Matt:  What about montage in experimental Russian films, like those of Vertov? Or the films that Bruce Conner made in the '60s from found footage, intricately spliced together and looped. I see some definite parallels to what you're doing. Art is a reflection of the world, and the way that there's a relentless barrage of images in your videos, along with the volatile topics they address, seems to visualize the kind of forces we're all up against. The energy of the music mirrors this as well. It can be highly agitated and propulsive, spiraling around like some sort of vortex, dark and inescapable.

S:  Wow.   

B:  I can't disagree with what you're saying, and everyone's entitled to their opinion, but I must have lost you somewhere in that black hole.

Matt:  I recently caught a couple of more traditional videos for your songs, that are obviously narrative in their structure.

S:  We did collaborate on two of the videos. Nick Brooks did "Soda Depressing," and Michael Nirenberg directed "Fetus In Fetu." Both are really great actually. The last one is an extended torture scene.

B:  Among other things, a power drill goes through my skull, and appropriately, for a song titled "Fetus In Fetu," it's in the hands of a woman who's very pregnant.

Matt:  Childhood is something you come back to over and over in this work, a passage from childhood to awkward adolescence, you might say. In the video for "Mister Sensitive," you've got gangs of kids playing at being zombies.

B:  They're not pretending.

S:  Brendan loves zombie films. We haven't figured out why.

Matt:  Well, zombies are generally misunderstood. We may see them as monsters, but they're not. The humans are more monstrous. Zombies are, as someone smarter than me once said, the return of the repressed. They aren't the way they are by choice. The story of the zombie is an allegory of society and its breakdown.

B:  You're reading too much into this. Or not enough. 

Matt:  The next one we have cued up is "Big Black Hog." How would you describe this one? What's it about?

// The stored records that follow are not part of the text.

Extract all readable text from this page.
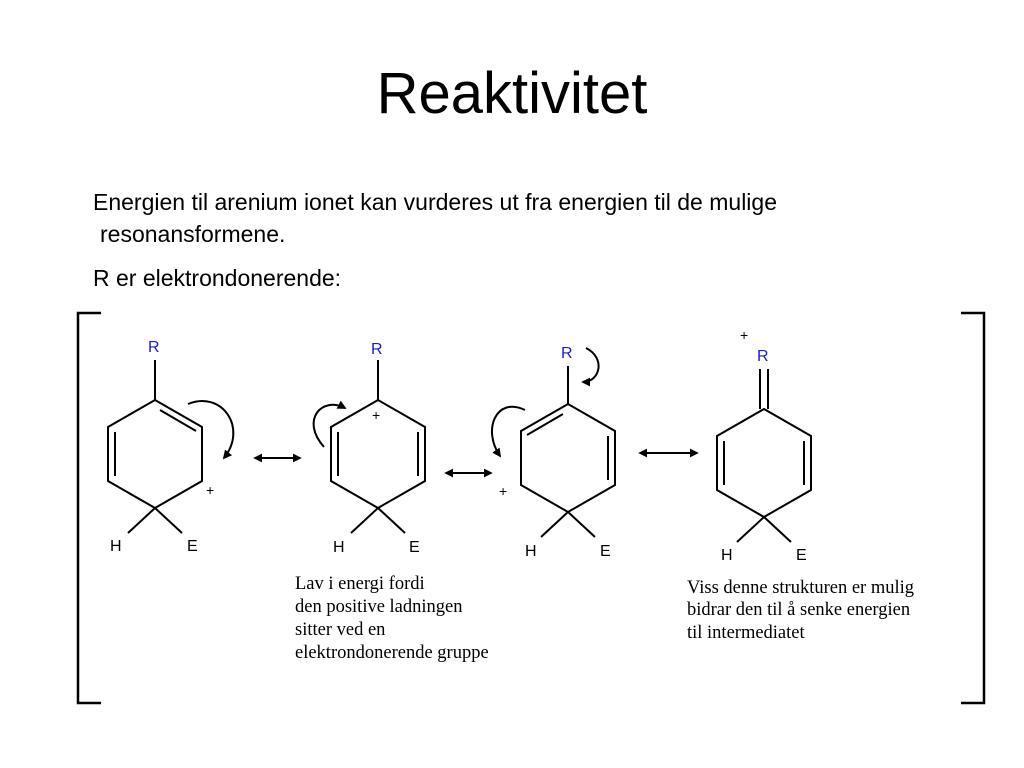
Reaktivitet
Energien til arenium ionet kan vurderes ut fra energien til de mulige
resonansformene.
R er elektrondonerende:
R
H	E
+
R
H	E
+
R
H	E
+
R
H	E
+
Lav i energi fordi
den positive ladningen
sitter ved en
elektrondonerende gruppe
Viss denne strukturen er mulig
bidrar den til å senke energien
til intermediatet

B:  It's about four minutes long.

S:  Actually, it's filled with all sorts of helpful make-up hints for Goth teens. 

Matt:  Like spitting up blood?

B:  What goes around comes around.

Matt:  At the beginning of the video there's a girl cramming her face with food. I thought you might be commenting on bulimia or anorexia.

B:  Any political readings of our videos should be purged.

Matt:  But I sense a message there. A social conscience at work?

S:  An anti-social conscience.

Matt:  There's nothing political? Not even when you have clips from security cameras showing the killers from Columbine, and the footage they filmed of themselves? What about the video for "Well Fed Fuck," which has a very anti-military, anti-Big Brother, anti-rat race vibe. And despite all the violence in these videos, they seem to be referencing it to put forth how the society pits people against one another—kids, peer groups, people in the workplace. How it dehumanizes or annihilates them. Mass production, mass destruction ...

B:  That video was made for a cover of a Born Against song. You have to be against something, and a lot of what goes on in the world is basically anti-human, so you choose your targets and take aim. That's not necessarily political. You're only ever saying: This is how things are. And it's not always a pretty picture.

S:  You can look at the videos as these little documentary films. It's all real.

Matt:  And the footage is stolen from Youtube.

B:  Borrowed and put to another ruse. I mean, use.

S:  It's all raw material.

Matt:  That's a very post-appropriation, sampling, recycling attitude.

B:  [rolling his eyes] Whatever you say.

Matt:  How about: take what you need and leave the rest.

B:  [with a wink] That's more like it.